Hitchcock's upper angle here serves to first metaphorically place Marnie at the center of her anxiety, since the red carpet acts as a symptomatic background into which the heroine is 'drowning', thus as a 'dislocated' version of past traumatic suffusions, so that - when Marnie succeeds stairs, on which the carpet is no longer reddish, but completely red - the camera could, in the last efforts to re-establish the fetishistic description, focus on the figure from the back and thus observe the heroine's blonde hair, which can still libidiously redirect the basic vision . That the director is extremely concerned that, when the narrative has already taken a different course, on a microsegmental level provides the fetishistic energy that governed his version of the cinematographic apparatus, can be seen in the fact that the two following shots are also spoken from that elevated (rhetorical) position: Marnie she takes the keys to the office and the safe combination, then slowly descends - her hair is the center of attention, of course - just in time to hear Mark's speech (which says: 'all for my benefit') one more time and exits.
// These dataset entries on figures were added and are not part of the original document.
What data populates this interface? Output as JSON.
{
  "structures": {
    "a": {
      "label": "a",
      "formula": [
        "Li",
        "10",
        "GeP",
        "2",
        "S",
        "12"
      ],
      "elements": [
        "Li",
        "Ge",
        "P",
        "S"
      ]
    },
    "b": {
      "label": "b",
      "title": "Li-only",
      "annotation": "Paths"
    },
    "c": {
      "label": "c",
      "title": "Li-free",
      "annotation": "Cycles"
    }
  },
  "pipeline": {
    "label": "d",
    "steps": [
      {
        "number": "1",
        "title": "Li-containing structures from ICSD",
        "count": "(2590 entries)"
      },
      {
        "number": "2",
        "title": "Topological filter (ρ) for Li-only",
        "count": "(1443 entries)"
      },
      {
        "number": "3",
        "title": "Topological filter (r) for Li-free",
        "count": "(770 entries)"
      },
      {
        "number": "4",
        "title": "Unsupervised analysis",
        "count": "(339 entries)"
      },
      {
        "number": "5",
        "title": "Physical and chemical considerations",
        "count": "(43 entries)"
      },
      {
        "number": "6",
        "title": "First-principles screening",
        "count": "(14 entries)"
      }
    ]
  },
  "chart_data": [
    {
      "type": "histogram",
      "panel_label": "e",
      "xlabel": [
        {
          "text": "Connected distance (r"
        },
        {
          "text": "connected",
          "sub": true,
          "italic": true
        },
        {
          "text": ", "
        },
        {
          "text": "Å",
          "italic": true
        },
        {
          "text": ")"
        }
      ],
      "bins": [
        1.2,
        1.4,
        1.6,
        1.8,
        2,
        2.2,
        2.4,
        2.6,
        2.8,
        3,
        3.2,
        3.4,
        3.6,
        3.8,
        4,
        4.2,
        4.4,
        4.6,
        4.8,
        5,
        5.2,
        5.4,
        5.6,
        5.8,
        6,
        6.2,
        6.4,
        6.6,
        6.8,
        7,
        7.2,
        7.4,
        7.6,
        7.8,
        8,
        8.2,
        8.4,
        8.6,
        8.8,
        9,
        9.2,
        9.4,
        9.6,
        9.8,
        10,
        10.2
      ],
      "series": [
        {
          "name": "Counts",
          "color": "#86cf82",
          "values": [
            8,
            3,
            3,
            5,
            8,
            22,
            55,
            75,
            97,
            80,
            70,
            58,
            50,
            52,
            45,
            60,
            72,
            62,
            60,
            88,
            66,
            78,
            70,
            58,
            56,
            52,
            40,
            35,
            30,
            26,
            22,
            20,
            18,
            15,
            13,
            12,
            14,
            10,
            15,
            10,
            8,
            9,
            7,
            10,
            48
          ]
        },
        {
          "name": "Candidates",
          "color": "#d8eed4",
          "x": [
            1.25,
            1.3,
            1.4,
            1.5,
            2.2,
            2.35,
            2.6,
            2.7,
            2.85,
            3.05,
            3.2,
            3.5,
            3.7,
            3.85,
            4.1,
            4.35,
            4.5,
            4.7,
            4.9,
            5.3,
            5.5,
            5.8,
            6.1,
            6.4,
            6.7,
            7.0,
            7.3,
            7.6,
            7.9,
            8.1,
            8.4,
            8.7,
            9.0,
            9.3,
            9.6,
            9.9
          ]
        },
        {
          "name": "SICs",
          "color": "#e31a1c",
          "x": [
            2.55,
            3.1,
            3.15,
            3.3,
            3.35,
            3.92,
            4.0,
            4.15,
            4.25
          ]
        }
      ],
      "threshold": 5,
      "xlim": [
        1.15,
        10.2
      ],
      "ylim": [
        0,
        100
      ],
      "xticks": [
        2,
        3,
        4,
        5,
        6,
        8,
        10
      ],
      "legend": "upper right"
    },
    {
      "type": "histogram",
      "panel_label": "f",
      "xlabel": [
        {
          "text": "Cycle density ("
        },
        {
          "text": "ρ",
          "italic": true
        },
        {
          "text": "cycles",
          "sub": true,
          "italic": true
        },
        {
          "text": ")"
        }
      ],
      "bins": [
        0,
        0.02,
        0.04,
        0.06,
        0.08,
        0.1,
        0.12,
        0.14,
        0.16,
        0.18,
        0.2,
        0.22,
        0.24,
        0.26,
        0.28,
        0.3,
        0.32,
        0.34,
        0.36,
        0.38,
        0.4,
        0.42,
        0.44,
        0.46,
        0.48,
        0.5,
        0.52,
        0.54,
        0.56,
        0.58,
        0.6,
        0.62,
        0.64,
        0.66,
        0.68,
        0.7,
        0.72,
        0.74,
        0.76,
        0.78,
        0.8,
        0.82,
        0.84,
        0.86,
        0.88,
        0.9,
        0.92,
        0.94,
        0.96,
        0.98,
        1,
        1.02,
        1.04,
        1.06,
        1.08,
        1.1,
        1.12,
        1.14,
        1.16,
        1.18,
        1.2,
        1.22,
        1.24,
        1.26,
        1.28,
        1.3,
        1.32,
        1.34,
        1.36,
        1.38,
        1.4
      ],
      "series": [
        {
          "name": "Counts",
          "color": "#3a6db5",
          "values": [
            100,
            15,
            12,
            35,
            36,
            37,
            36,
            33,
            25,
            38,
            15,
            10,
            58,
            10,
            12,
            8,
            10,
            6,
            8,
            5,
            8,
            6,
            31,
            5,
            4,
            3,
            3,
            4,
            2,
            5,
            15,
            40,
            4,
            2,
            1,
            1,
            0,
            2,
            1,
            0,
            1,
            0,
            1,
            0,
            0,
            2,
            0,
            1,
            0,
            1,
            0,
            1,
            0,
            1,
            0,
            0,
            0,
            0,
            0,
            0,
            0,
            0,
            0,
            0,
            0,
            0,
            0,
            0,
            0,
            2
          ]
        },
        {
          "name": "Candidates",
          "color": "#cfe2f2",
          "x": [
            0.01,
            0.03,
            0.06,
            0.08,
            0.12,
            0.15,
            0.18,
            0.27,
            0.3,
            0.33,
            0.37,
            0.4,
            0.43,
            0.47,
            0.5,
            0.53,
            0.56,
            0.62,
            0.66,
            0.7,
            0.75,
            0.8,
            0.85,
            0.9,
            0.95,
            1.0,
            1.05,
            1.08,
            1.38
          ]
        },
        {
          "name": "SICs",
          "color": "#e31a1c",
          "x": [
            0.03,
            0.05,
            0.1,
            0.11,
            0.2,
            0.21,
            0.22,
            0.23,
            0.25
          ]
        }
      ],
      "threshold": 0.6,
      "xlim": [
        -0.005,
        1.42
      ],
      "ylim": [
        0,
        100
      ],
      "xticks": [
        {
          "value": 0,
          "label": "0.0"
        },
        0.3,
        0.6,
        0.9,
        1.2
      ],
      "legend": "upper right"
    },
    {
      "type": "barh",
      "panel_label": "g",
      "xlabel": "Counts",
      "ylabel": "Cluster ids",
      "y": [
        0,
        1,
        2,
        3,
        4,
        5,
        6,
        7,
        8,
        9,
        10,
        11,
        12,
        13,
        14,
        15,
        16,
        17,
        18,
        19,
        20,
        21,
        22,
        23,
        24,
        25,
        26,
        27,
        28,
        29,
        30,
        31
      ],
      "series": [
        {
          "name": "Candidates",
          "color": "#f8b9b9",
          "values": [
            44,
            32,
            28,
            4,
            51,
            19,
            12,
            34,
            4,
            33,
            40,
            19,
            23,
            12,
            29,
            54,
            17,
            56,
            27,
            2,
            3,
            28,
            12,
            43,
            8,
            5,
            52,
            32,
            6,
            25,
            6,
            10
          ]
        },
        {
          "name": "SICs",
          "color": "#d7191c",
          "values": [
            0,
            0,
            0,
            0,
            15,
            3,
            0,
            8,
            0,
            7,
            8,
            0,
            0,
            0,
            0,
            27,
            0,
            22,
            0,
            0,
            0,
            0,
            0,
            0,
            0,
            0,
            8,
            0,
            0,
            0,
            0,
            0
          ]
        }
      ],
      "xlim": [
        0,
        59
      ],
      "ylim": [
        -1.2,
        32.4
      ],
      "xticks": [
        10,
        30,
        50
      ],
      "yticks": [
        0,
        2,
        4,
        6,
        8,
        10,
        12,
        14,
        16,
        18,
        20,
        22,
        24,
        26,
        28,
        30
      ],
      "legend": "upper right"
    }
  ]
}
Even within the framework of the smallest structural unit, Hitchcock is guided by the principles of symmetry, most often around a fetishistic axis: the scene that began with Marnie's troubled face ends with the sight of her hair.

As was the case in Prelude, this additional Hitchcock's stylistic engagement, the surplus value obtained through increased investment in the object of fascination that gives the language the manneristic quality of larpurartistic ecstasy, needs its parallel in the corresponding pleasure of the heroine who, after a new trauma, leaves instead of potential compensation and returned satisfaction. That the whole constellation, and even when viewed through the establishment of the mode of pleasure in the transition from the figure of the author to the figure of the heroine, is clearly sexualized, i.e. that most of the connotative range is contained in this resonance, is clearly reflected in the shape of the gun that, entering from the right frame, phallicly 'penetrates' the framed scene, only for the frame to shift - the transition from male to female 'perspective' - to the 'vaginal' safe.

Hitchcock concretizes this association by giving close up the lock of the safe that matches the logo at the beginning of the film and the ship's window in the rape scene, and perhaps - through a metaphorical link - the purse in the opening shot.